QUINTO: En cuanto al pago de las costas procesales causadas, vista la estimación del recurso procede, al amparo de lo dispuesto en el art 139 de la ley 29/98, condenar a su pago a las partes demandadas ,las cuales harán efectivas por mitad cada una
Vistos los artículos citados y demás de general y pertinente aplicación.
Fallo
Que estimamos el recurso contencioso administrativo interpuesto por el procurador D.Félix Ballenilla Aguilar, en la representación indicada, contra la resolución dictada el 27 de Octubre de 2017, por la Dirección General de la Oficina Española de Patentes y Marcas, y en consecuencia declaramos la nulidad del registro d la marca 3.653.336 'Tortas Lupiañez Gil las legitimas tortad de aceite de Algarrobo', condenando a las partes demandadas al pago de las costas procesales, las cuales harán efectivas por mitad cada una.
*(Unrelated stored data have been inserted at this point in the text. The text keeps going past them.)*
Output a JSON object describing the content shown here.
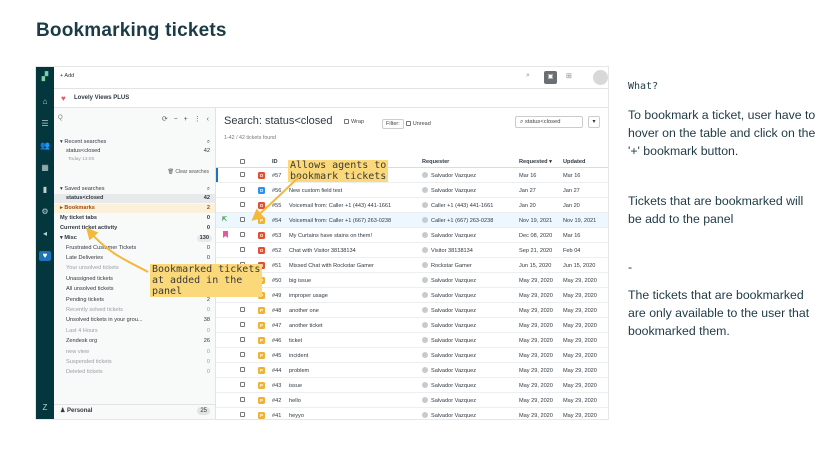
{
  "page_title": "Bookmarking tickets",
  "app": {
    "topbar": {
      "add_label": "+ Add"
    },
    "brand_name": "Lovely Views PLUS"
  },
  "sidebar": {
    "search_placeholder": "Q",
    "tool_icons": "⟳ − + ⋮ ‹",
    "recent_header": "Recent searches",
    "recent_item": {
      "label": "status<closed",
      "count": "42",
      "sub": "Today 13:06"
    },
    "clear_searches": "Clear searches",
    "saved_header": "Saved searches",
    "saved_item": {
      "label": "status<closed",
      "count": "42"
    },
    "bookmarks": {
      "label": "Bookmarks",
      "count": "2"
    },
    "my_ticket_tabs": {
      "label": "My ticket tabs",
      "count": "0"
    },
    "current_activity": {
      "label": "Current ticket activity",
      "count": "0"
    },
    "misc": {
      "label": "Misc",
      "count": "130"
    },
    "views": [
      {
        "label": "Frustrated Customer Tickets",
        "count": "0",
        "muted": false
      },
      {
        "label": "Late Deliveries",
        "count": "0",
        "muted": false
      },
      {
        "label": "Your unsolved tickets",
        "count": "0",
        "muted": true
      },
      {
        "label": "Unassigned tickets",
        "count": "18",
        "muted": false
      },
      {
        "label": "All unsolved tickets",
        "count": "42",
        "muted": false
      },
      {
        "label": "Pending tickets",
        "count": "2",
        "muted": false
      },
      {
        "label": "Recently solved tickets",
        "count": "0",
        "muted": true
      },
      {
        "label": "Unsolved tickets in your grou...",
        "count": "38",
        "muted": false
      },
      {
        "label": "Last 4 Hours",
        "count": "0",
        "muted": true
      },
      {
        "label": "Zendesk org",
        "count": "26",
        "muted": false
      },
      {
        "label": "new view",
        "count": "0",
        "muted": true
      },
      {
        "label": "Suspended tickets",
        "count": "0",
        "muted": true
      },
      {
        "label": "Deleted tickets",
        "count": "0",
        "muted": true
      }
    ],
    "personal": {
      "label": "Personal",
      "count": "25"
    }
  },
  "main": {
    "title": "Search: status<closed",
    "wrap_label": "Wrap",
    "filter_label": "Filter:",
    "unread_label": "Unread",
    "query": "status<closed",
    "found": "1-42 / 42 tickets found",
    "columns": {
      "id": "ID",
      "requester": "Requester",
      "requested": "Requested ▾",
      "updated": "Updated"
    },
    "rows": [
      {
        "status": "O",
        "status_color": "#e34f32",
        "id": "#57",
        "subject": "",
        "requester": "Salvador Vazquez",
        "requested": "Mar 16",
        "updated": "Mar 16",
        "marker": ""
      },
      {
        "status": "O",
        "status_color": "#3091ec",
        "id": "#56",
        "subject": "New custom field test",
        "requester": "Salvador Vazquez",
        "requested": "Jan 27",
        "updated": "Jan 27",
        "marker": ""
      },
      {
        "status": "O",
        "status_color": "#e34f32",
        "id": "#55",
        "subject": "Voicemail from: Caller +1 (443) 441-1661",
        "requester": "Caller +1 (443) 441-1661",
        "requested": "Jan 20",
        "updated": "Jan 20",
        "marker": ""
      },
      {
        "status": "P",
        "status_color": "#f0b232",
        "id": "#54",
        "subject": "Voicemail from: Caller +1 (667) 263-0238",
        "requester": "Caller +1 (667) 263-0238",
        "requested": "Nov 19, 2021",
        "updated": "Nov 19, 2021",
        "marker": "add"
      },
      {
        "status": "O",
        "status_color": "#e34f32",
        "id": "#53",
        "subject": "My Curtains have stains on them!",
        "requester": "Salvador Vazquez",
        "requested": "Dec 08, 2020",
        "updated": "Mar 16",
        "marker": "bookmark"
      },
      {
        "status": "O",
        "status_color": "#e34f32",
        "id": "#52",
        "subject": "Chat with Visitor 38138134",
        "requester": "Visitor 38138134",
        "requested": "Sep 21, 2020",
        "updated": "Feb 04",
        "marker": ""
      },
      {
        "status": "O",
        "status_color": "#e34f32",
        "id": "#51",
        "subject": "Missed Chat with Rockstar Gamer",
        "requester": "Rockstar Gamer",
        "requested": "Jun 15, 2020",
        "updated": "Jun 15, 2020",
        "marker": ""
      },
      {
        "status": "P",
        "status_color": "#f0b232",
        "id": "#50",
        "subject": "big issue",
        "requester": "Salvador Vazquez",
        "requested": "May 29, 2020",
        "updated": "May 29, 2020",
        "marker": ""
      },
      {
        "status": "P",
        "status_color": "#f0b232",
        "id": "#49",
        "subject": "improper usage",
        "requester": "Salvador Vazquez",
        "requested": "May 29, 2020",
        "updated": "May 29, 2020",
        "marker": ""
      },
      {
        "status": "P",
        "status_color": "#f0b232",
        "id": "#48",
        "subject": "another one",
        "requester": "Salvador Vazquez",
        "requested": "May 29, 2020",
        "updated": "May 29, 2020",
        "marker": ""
      },
      {
        "status": "P",
        "status_color": "#f0b232",
        "id": "#47",
        "subject": "another ticket",
        "requester": "Salvador Vazquez",
        "requested": "May 29, 2020",
        "updated": "May 29, 2020",
        "marker": ""
      },
      {
        "status": "P",
        "status_color": "#f0b232",
        "id": "#46",
        "subject": "ticket",
        "requester": "Salvador Vazquez",
        "requested": "May 29, 2020",
        "updated": "May 29, 2020",
        "marker": ""
      },
      {
        "status": "P",
        "status_color": "#f0b232",
        "id": "#45",
        "subject": "incident",
        "requester": "Salvador Vazquez",
        "requested": "May 29, 2020",
        "updated": "May 29, 2020",
        "marker": ""
      },
      {
        "status": "P",
        "status_color": "#f0b232",
        "id": "#44",
        "subject": "problem",
        "requester": "Salvador Vazquez",
        "requested": "May 29, 2020",
        "updated": "May 29, 2020",
        "marker": ""
      },
      {
        "status": "P",
        "status_color": "#f0b232",
        "id": "#43",
        "subject": "issue",
        "requester": "Salvador Vazquez",
        "requested": "May 29, 2020",
        "updated": "May 29, 2020",
        "marker": ""
      },
      {
        "status": "P",
        "status_color": "#f0b232",
        "id": "#42",
        "subject": "hello",
        "requester": "Salvador Vazquez",
        "requested": "May 29, 2020",
        "updated": "May 29, 2020",
        "marker": ""
      },
      {
        "status": "P",
        "status_color": "#f0b232",
        "id": "#41",
        "subject": "heyyo",
        "requester": "Salvador Vazquez",
        "requested": "May 29, 2020",
        "updated": "May 29, 2020",
        "marker": ""
      }
    ]
  },
  "annotations": {
    "allows": "Allows agents to\nbookmark tickets",
    "added": "Bookmarked tickets\nat added in the\npanel"
  },
  "info": {
    "what": "What?",
    "p1": "To bookmark a ticket, user have to hover on the table and click on the '+' bookmark button.",
    "p2": "Tickets that are bookmarked will be add to the panel",
    "dash": "-",
    "p3": "The tickets that are bookmarked are only available to the user that bookmarked them."
  },
  "colors": {
    "accent": "#fbd97a",
    "rail": "#03363d",
    "highlight_row": "#edf7ff",
    "bookmark": "#e35b9f"
  }
}
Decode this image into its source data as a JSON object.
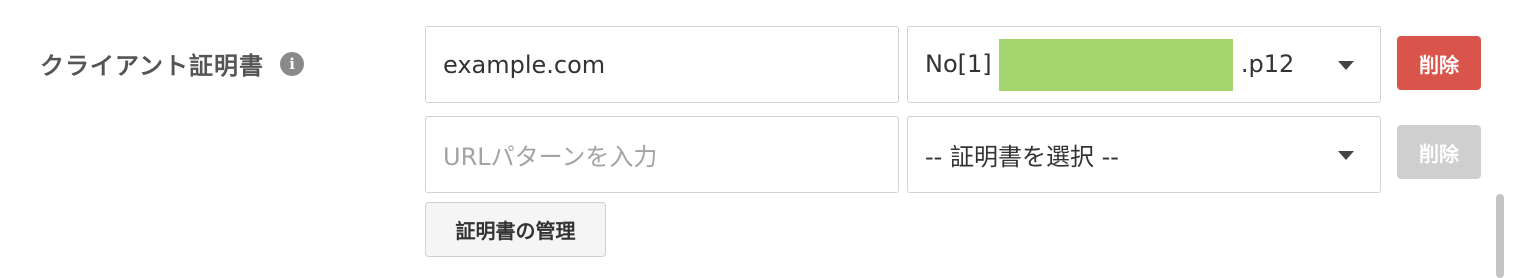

Líbrese testimonio de la presente para unir al procedimiento de su razón.
Notifíquese la sentencia a las partes, haciéndole saber que contra ella cabe interponer, si presentase interés casacional, recurso de casación ante el Supremo, que se preparara ante esta Sala en el plazo de 30 días desde la notificación de la misma.
Así lo acuerdan y firman los magistrados que constan en el encabezamiento.
PUBLICACIÓN: La anterior sentencia fue leída y publicada en audiencia publica, al día siguiente a su fecha, por el magistrado ponente, de lo que doy fe.